Curated by the Kenya Film and Television Professional Association (KFTPA) in conjunction with the Kenya Film Classification Board (KFCB), the inaugural State of The Film Industry Summit took place on the September 29, 2023 at the Nairobi Film Centre (formerly the Nairobi Cinema).
Industry stakeholders and practitioners as well as government dignitaries came together to look back and plan ahead, evaluate the status of the film industry and craft a path to its betterment.
From Commercial to Long Format Production, significant industry stakeholders such as Netflix and Multichoice gave presentations on major accomplishments and their contribution to the growth of the film industry.
With projects such as ‘Country Queen’ and ‘Disconnect 2’ dominating viewership charts upon release, Netflix has been on the frontline in championing for international viewership of local content. Global audience potential has been proven, for instance, with ‘Disconnect 2’ resting at the Top Ten in global viewership across 16 countries upon release, which gives more impetus to invest in local content by partnering with producers, building skills and brand elevation.
On the other hand, MultiChoice Talent Factory rolls out over 75 graduates every year, making it a melting pot of talent crucial to nurturing crew-based skills among young industry practitioners, a welcome investment that was highlighted by Timothy Okwaro, Executive Head of Programming at MultiChoice.

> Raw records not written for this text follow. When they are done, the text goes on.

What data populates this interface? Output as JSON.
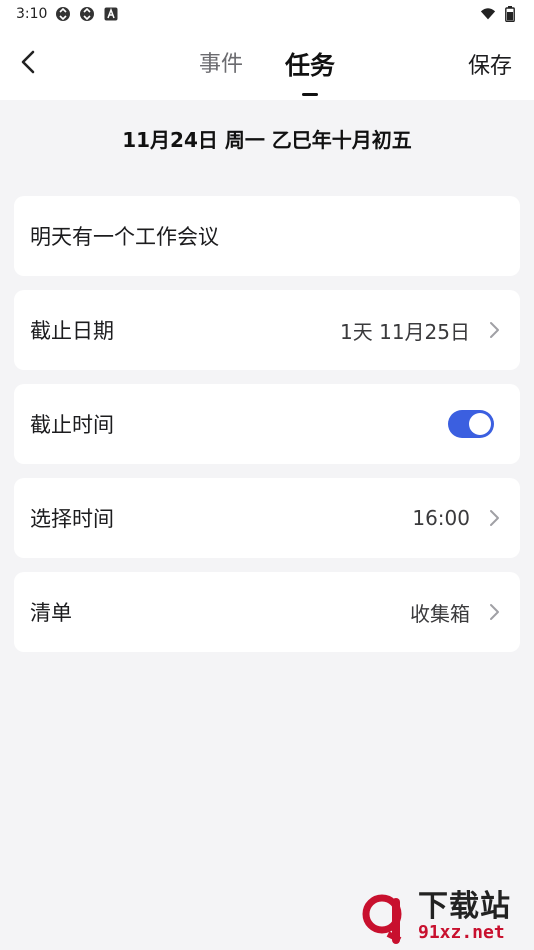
{
  "status_bar": {
    "time": "3:10",
    "icons": [
      "sync-icon",
      "sync-icon",
      "a-icon"
    ],
    "right_icons": [
      "wifi-icon",
      "battery-icon"
    ]
  },
  "header": {
    "tabs": [
      {
        "label": "事件",
        "active": false
      },
      {
        "label": "任务",
        "active": true
      }
    ],
    "save_label": "保存"
  },
  "date_line": "11月24日 周一 乙巳年十月初五",
  "task": {
    "title_value": "明天有一个工作会议"
  },
  "rows": {
    "deadline_date": {
      "label": "截止日期",
      "value": "1天 11月25日"
    },
    "deadline_time": {
      "label": "截止时间",
      "enabled": true
    },
    "select_time": {
      "label": "选择时间",
      "value": "16:00"
    },
    "list": {
      "label": "清单",
      "value": "收集箱"
    }
  },
  "watermark": {
    "cn": "下载站",
    "url": "91xz.net"
  },
  "colors": {
    "accent": "#3b5fe0",
    "background": "#f4f4f6",
    "card": "#ffffff"
  }
}
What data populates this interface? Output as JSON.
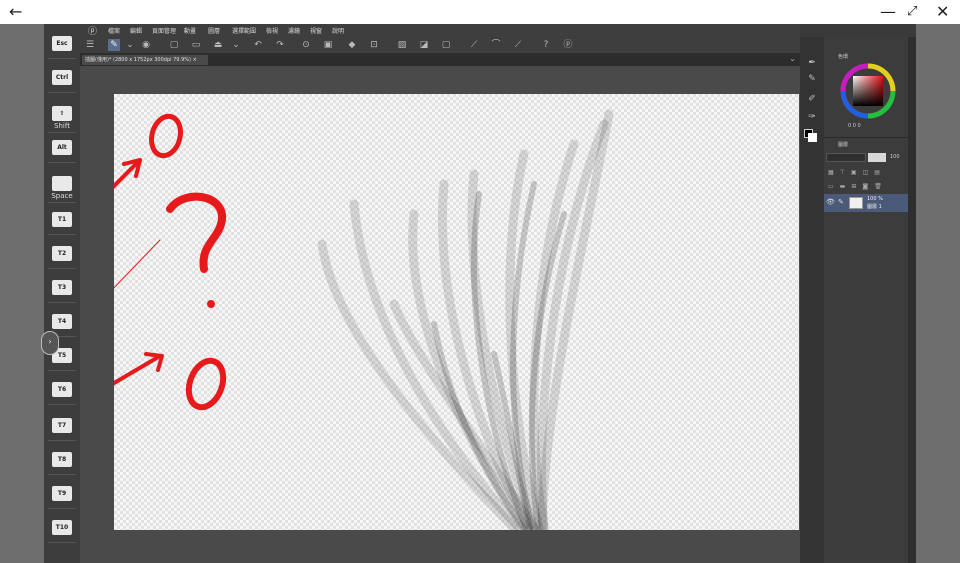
{
  "window": {
    "back_icon": "arrow-left-icon",
    "min_icon": "minimize-icon",
    "restore_icon": "restore-icon",
    "close_icon": "close-icon"
  },
  "keys": [
    {
      "label": "Esc"
    },
    {
      "label": "Ctrl"
    },
    {
      "label": "⇧",
      "sub": "Shift"
    },
    {
      "label": "Alt"
    },
    {
      "label": "",
      "sub": "Space"
    },
    {
      "label": "T1"
    },
    {
      "label": "T2"
    },
    {
      "label": "T3"
    },
    {
      "label": "T4"
    },
    {
      "label": "T5"
    },
    {
      "label": "T6"
    },
    {
      "label": "T7"
    },
    {
      "label": "T8"
    },
    {
      "label": "T9"
    },
    {
      "label": "T10"
    }
  ],
  "menu": [
    "檔案",
    "編輯",
    "頁面管理",
    "動畫",
    "圖層",
    "選擇範圍",
    "檢視",
    "濾鏡",
    "視窗",
    "說明"
  ],
  "tab": {
    "title": "插圖(僅用)* (2800 x 1752px 300dpi 79.9%)",
    "close": "×"
  },
  "panels": {
    "color_title": "色環",
    "layer_title": "圖層",
    "opacity": "100",
    "color_values": "0  0  0",
    "layer_percent": "100 %",
    "layer_name": "圖層 1"
  },
  "colors": {
    "annotation": "#e8191b"
  }
}
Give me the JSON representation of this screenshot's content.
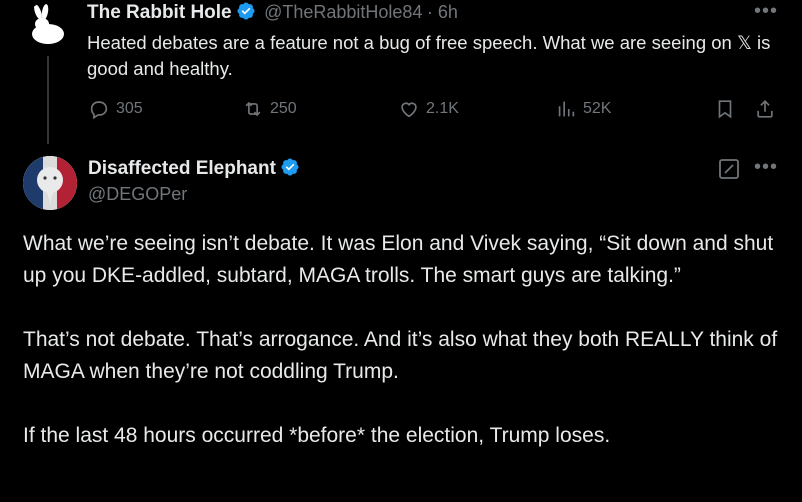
{
  "tweet1": {
    "author_name": "The Rabbit Hole",
    "handle": "@TheRabbitHole84",
    "time": "· 6h",
    "text": "Heated debates are a feature not a bug of free speech. What we are seeing on 𝕏 is good and healthy.",
    "stats": {
      "replies": "305",
      "reposts": "250",
      "likes": "2.1K",
      "views": "52K"
    }
  },
  "tweet2": {
    "author_name": "Disaffected Elephant",
    "handle": "@DEGOPer",
    "paragraphs": [
      "What we’re seeing isn’t debate. It was Elon and Vivek saying, “Sit down and shut up you DKE-addled, subtard, MAGA trolls. The smart guys are talking.”",
      "That’s not debate. That’s arrogance. And it’s also what they both REALLY think of MAGA when they’re not coddling Trump.",
      "If the last 48 hours occurred *before* the election, Trump loses."
    ]
  },
  "colors": {
    "background": "#000000",
    "text": "#e7e9ea",
    "muted": "#71767b",
    "verified": "#1d9bf0"
  },
  "icons": [
    "rabbit-avatar",
    "verified-badge-icon",
    "more-icon",
    "reply-icon",
    "repost-icon",
    "like-icon",
    "views-icon",
    "bookmark-icon",
    "share-icon",
    "edit-icon"
  ]
}
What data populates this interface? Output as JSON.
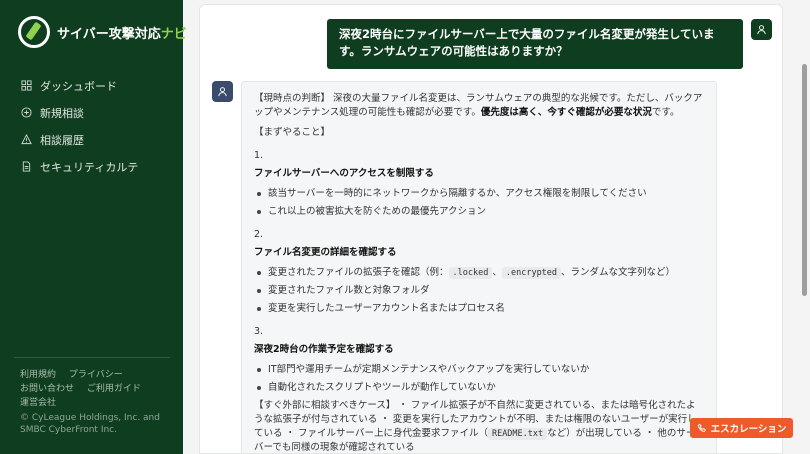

Continuing productions create long-term employment opportunities in the industry, which is a welcome development but one that also invites the conversation about necessary policies for the well-being of the workforce, something Njoki Muhoho, Vice Chairperson of KFTPA and renowned Executive Producer, knows a tonne about and was vocal of in her presentation.
Human resource issues, more particularly the mental health of industry stakeholders in the intense stressful filmmaking environment, is a necessary cog to quality production and in turn a larger audience. Speaking of larger audiences, there was the glaring concern around local channels that continue to flood audiences with cheap foreign soap operas at the expense of local content.
The welfare of actors, and crew members in the industry finally got addressed on a governmental platform, with the Cabinet Secretary for Youth Affairs, Sports and the Arts, Ababu Namwamba receiving information, first-hand, from actor’s representative, Nini Wacera and crew representative, Andrew Mageto.
The two were unapologetic in raising the plight of thespians in Kenya prompting the CS to assure government action most importantly on contract disputes and actors and crew well-being on set.
For the longest time the industry has called for more government input in film production and for at least 10 per cent of the Sh60 billion allocated to the creative sector, to be given to the film sector. For this to happen, Dennis Itumbi, an advisor on the Creative Economy Advisor to the President plainly put it; film practitioners also need to be more aware of laws and policies, produce and pitch their films to the government as well.
He also revealed plans around the upcoming Youth Creative Economy and Entrepreneurship Week set to happen from December 5 to December 12, a platform to encourage and ensure more governmental input where creatives were urged to elect and send representatives.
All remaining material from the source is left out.